Earl G. Graves Sr., an entrepreneur who fostered success in the African-American business community by founding the magazine Black Enterprise and writing the book “How to Succeed in Business Without Being White,” died on Monday at a care facility in White Plains, N.Y. He was 85.

His son, Earl G. Graves Jr., Black Enterprise’s current chief executive, said the cause was complications of Alzheimer’s disease.

Mr. Graves created Black Enterprise in 1970 with a $175,000 loan and the backing of advertisers he courted himself. The magazine was designed to appeal to newly ascendant African-American professionals, to encourage young people to become entrepreneurs in their own right, and to make black executives a more recognizable part of American corporate culture.
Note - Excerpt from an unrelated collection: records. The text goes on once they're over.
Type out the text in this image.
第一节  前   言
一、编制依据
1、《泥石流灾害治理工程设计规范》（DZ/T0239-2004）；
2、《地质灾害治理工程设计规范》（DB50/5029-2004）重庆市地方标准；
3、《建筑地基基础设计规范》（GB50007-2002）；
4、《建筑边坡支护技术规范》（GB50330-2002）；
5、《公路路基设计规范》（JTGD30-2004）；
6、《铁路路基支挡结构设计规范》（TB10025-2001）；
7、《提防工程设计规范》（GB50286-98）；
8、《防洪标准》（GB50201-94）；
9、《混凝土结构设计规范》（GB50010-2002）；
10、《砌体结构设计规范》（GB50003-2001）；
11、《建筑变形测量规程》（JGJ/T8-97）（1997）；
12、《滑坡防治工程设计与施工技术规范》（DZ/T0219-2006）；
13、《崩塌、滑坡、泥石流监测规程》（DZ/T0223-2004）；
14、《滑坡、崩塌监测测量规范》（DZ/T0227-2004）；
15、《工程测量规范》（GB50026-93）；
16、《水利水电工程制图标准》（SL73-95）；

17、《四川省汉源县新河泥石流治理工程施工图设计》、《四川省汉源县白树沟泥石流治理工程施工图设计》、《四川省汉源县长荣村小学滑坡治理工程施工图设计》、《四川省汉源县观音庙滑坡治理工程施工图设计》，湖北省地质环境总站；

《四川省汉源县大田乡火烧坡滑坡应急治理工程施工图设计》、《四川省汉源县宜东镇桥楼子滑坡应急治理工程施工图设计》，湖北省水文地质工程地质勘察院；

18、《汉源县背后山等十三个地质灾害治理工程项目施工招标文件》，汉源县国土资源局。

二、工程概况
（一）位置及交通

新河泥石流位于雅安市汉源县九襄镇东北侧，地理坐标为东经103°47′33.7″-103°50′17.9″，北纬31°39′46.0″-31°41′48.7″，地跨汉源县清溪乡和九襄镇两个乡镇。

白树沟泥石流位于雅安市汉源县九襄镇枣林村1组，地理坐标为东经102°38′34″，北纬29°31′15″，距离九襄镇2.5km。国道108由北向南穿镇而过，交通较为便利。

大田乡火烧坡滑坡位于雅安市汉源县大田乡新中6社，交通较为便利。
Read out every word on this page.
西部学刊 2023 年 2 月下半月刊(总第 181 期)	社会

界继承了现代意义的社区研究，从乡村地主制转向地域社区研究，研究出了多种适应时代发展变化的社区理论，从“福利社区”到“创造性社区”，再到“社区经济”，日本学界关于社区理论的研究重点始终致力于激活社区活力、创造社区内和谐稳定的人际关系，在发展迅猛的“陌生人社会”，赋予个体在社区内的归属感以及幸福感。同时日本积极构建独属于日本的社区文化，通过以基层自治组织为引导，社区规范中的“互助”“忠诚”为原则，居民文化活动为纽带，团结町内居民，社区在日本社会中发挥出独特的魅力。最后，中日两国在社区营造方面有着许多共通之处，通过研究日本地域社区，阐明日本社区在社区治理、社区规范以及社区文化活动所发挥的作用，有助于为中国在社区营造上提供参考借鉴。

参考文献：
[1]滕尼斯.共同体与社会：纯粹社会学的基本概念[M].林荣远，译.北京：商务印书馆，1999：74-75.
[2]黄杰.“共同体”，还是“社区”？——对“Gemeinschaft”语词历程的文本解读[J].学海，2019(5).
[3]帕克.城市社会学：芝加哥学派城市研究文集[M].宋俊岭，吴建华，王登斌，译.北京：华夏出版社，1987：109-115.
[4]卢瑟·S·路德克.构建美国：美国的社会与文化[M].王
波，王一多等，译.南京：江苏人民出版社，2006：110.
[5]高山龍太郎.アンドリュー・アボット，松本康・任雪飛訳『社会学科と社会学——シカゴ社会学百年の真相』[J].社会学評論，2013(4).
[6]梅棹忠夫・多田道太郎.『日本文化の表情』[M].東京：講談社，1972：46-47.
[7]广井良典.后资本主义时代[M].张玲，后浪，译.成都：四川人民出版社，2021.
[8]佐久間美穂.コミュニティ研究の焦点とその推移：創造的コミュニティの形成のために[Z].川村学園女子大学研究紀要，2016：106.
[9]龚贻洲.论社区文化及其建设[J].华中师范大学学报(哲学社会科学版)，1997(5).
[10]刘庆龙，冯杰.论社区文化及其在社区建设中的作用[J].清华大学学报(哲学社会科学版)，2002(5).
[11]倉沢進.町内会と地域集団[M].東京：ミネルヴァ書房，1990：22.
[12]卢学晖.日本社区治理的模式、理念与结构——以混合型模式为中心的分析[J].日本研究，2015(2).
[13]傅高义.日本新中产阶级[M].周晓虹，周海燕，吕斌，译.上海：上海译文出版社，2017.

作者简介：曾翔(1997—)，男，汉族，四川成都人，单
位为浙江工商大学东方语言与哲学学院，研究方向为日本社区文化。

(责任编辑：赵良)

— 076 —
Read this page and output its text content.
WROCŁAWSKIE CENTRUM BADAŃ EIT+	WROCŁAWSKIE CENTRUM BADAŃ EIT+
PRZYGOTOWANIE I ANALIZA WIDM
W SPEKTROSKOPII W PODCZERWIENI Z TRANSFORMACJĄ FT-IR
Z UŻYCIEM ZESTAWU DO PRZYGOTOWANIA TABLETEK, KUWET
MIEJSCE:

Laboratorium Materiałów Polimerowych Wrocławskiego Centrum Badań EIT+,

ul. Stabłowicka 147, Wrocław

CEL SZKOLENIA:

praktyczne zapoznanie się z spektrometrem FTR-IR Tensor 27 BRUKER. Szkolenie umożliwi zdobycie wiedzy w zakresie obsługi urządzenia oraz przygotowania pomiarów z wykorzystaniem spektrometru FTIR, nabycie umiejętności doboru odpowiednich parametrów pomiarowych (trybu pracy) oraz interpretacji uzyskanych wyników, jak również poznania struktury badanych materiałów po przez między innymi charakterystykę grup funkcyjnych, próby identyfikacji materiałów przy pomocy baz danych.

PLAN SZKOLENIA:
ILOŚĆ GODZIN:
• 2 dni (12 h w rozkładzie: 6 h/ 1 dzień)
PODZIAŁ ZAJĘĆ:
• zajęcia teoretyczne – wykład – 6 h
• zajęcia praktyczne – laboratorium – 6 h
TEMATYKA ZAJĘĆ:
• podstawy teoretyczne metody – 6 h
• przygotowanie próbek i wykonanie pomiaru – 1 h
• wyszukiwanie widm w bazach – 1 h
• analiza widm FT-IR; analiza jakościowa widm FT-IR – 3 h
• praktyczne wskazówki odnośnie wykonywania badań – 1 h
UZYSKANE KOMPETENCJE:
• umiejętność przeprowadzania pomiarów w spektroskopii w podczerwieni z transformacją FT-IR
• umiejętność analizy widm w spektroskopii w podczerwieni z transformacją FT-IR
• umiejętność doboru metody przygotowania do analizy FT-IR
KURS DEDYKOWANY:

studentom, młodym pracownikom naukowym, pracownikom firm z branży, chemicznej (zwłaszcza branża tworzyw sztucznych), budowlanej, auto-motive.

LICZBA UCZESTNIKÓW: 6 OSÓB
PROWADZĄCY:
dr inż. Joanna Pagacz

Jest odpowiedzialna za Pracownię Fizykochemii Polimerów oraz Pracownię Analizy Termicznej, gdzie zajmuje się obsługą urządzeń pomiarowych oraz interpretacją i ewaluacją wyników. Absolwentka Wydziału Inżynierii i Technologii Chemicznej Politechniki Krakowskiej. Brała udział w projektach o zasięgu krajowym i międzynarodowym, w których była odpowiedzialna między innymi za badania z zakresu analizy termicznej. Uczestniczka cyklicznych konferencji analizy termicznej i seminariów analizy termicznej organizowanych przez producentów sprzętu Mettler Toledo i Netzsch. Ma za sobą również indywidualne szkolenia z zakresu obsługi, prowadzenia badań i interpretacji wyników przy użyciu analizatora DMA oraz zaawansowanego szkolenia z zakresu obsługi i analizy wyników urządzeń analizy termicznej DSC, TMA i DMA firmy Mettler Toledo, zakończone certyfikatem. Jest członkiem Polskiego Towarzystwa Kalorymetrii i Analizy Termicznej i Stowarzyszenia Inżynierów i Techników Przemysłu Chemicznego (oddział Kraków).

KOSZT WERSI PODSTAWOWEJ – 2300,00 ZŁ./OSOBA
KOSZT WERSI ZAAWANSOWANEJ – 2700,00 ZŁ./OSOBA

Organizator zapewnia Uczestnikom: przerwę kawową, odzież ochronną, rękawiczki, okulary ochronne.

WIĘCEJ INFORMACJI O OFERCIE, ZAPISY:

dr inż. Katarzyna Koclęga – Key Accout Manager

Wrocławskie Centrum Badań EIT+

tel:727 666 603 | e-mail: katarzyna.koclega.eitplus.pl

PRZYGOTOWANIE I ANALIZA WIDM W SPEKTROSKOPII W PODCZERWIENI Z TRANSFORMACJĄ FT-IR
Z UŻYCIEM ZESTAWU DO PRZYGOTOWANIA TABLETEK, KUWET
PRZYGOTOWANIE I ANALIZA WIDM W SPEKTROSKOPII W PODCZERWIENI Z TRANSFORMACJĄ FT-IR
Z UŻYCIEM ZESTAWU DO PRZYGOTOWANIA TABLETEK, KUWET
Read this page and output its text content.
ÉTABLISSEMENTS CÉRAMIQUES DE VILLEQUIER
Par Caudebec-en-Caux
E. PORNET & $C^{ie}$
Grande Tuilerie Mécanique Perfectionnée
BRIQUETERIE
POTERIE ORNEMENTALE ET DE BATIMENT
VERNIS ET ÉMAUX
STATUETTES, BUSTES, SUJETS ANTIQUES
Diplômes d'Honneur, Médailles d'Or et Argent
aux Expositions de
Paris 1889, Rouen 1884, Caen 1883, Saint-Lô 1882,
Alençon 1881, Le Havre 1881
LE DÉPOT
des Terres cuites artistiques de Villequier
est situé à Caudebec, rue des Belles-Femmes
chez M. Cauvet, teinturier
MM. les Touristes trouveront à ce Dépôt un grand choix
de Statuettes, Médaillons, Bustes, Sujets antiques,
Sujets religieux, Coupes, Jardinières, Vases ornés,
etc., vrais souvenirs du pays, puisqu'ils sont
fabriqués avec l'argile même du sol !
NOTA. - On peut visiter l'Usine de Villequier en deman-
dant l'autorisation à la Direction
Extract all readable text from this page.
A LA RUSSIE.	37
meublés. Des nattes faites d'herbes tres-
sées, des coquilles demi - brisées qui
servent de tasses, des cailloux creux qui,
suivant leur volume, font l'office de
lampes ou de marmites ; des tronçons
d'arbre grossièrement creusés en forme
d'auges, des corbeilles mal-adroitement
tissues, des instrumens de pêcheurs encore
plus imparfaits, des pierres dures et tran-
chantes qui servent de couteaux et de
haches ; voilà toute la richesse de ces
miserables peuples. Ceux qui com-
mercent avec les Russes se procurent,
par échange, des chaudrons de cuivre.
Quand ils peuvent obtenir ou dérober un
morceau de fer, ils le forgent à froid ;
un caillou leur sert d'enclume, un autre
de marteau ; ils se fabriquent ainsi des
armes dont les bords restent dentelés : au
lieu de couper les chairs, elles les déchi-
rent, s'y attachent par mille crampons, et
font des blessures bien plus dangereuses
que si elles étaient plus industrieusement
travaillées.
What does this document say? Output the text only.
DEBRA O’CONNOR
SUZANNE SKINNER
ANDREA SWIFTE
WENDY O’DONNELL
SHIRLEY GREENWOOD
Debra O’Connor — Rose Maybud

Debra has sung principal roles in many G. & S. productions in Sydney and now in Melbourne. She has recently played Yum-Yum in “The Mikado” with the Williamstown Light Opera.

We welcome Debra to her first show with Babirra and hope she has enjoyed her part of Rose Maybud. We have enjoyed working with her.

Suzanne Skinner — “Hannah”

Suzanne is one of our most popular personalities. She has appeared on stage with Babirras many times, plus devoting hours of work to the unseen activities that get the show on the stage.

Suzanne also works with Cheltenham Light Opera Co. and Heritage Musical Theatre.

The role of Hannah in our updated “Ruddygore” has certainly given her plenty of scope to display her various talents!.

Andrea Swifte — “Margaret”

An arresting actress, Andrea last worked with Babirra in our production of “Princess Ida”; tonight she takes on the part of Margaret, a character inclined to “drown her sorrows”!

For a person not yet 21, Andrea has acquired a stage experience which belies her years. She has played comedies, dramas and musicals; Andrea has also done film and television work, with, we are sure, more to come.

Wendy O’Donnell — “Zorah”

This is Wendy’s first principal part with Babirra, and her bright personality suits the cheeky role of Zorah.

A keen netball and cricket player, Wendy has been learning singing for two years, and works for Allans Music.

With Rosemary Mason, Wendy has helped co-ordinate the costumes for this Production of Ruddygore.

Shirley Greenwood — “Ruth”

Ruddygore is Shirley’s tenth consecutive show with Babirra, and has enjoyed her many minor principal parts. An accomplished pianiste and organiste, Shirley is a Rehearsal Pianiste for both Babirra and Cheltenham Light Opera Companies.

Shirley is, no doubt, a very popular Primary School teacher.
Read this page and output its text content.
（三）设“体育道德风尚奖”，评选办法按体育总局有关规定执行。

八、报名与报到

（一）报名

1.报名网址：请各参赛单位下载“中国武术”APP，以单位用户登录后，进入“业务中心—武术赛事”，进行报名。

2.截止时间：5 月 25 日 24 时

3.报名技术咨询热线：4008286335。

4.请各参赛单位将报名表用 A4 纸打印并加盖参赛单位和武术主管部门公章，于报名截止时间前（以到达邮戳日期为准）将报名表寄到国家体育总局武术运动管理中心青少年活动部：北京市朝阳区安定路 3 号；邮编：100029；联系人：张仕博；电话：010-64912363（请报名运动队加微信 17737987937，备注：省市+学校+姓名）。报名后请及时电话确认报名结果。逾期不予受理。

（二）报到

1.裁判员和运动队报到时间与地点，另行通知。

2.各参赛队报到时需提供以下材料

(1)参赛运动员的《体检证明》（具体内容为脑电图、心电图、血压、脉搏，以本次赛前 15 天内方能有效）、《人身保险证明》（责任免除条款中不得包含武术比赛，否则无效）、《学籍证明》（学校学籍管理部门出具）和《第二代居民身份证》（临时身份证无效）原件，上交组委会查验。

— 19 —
The idea of targeting the black business community was novel, but Mr. Graves pitched it with confidence befitting the multimillionaire publisher and businessman he would become.

In 1997 Mr. Graves published “How to Succeed in Business Without Being White: Straight Talk on Making it in America,” which he wrote with Wes Smith. The book, a New York Times best seller, included concrete lessons on networking, maximizing career opportunities and building wealth gleaned from Mr. Graves’s lifetime of entrepreneurship. It also emphasized that Mr. Graves saw the goal as an equal chance at success rather than special treatment.

“The white-dominated business world needs to understand that we don’t want charity,” he wrote. “We want to do business. We don’t want guaranteed success. We want the opportunity to earn it.”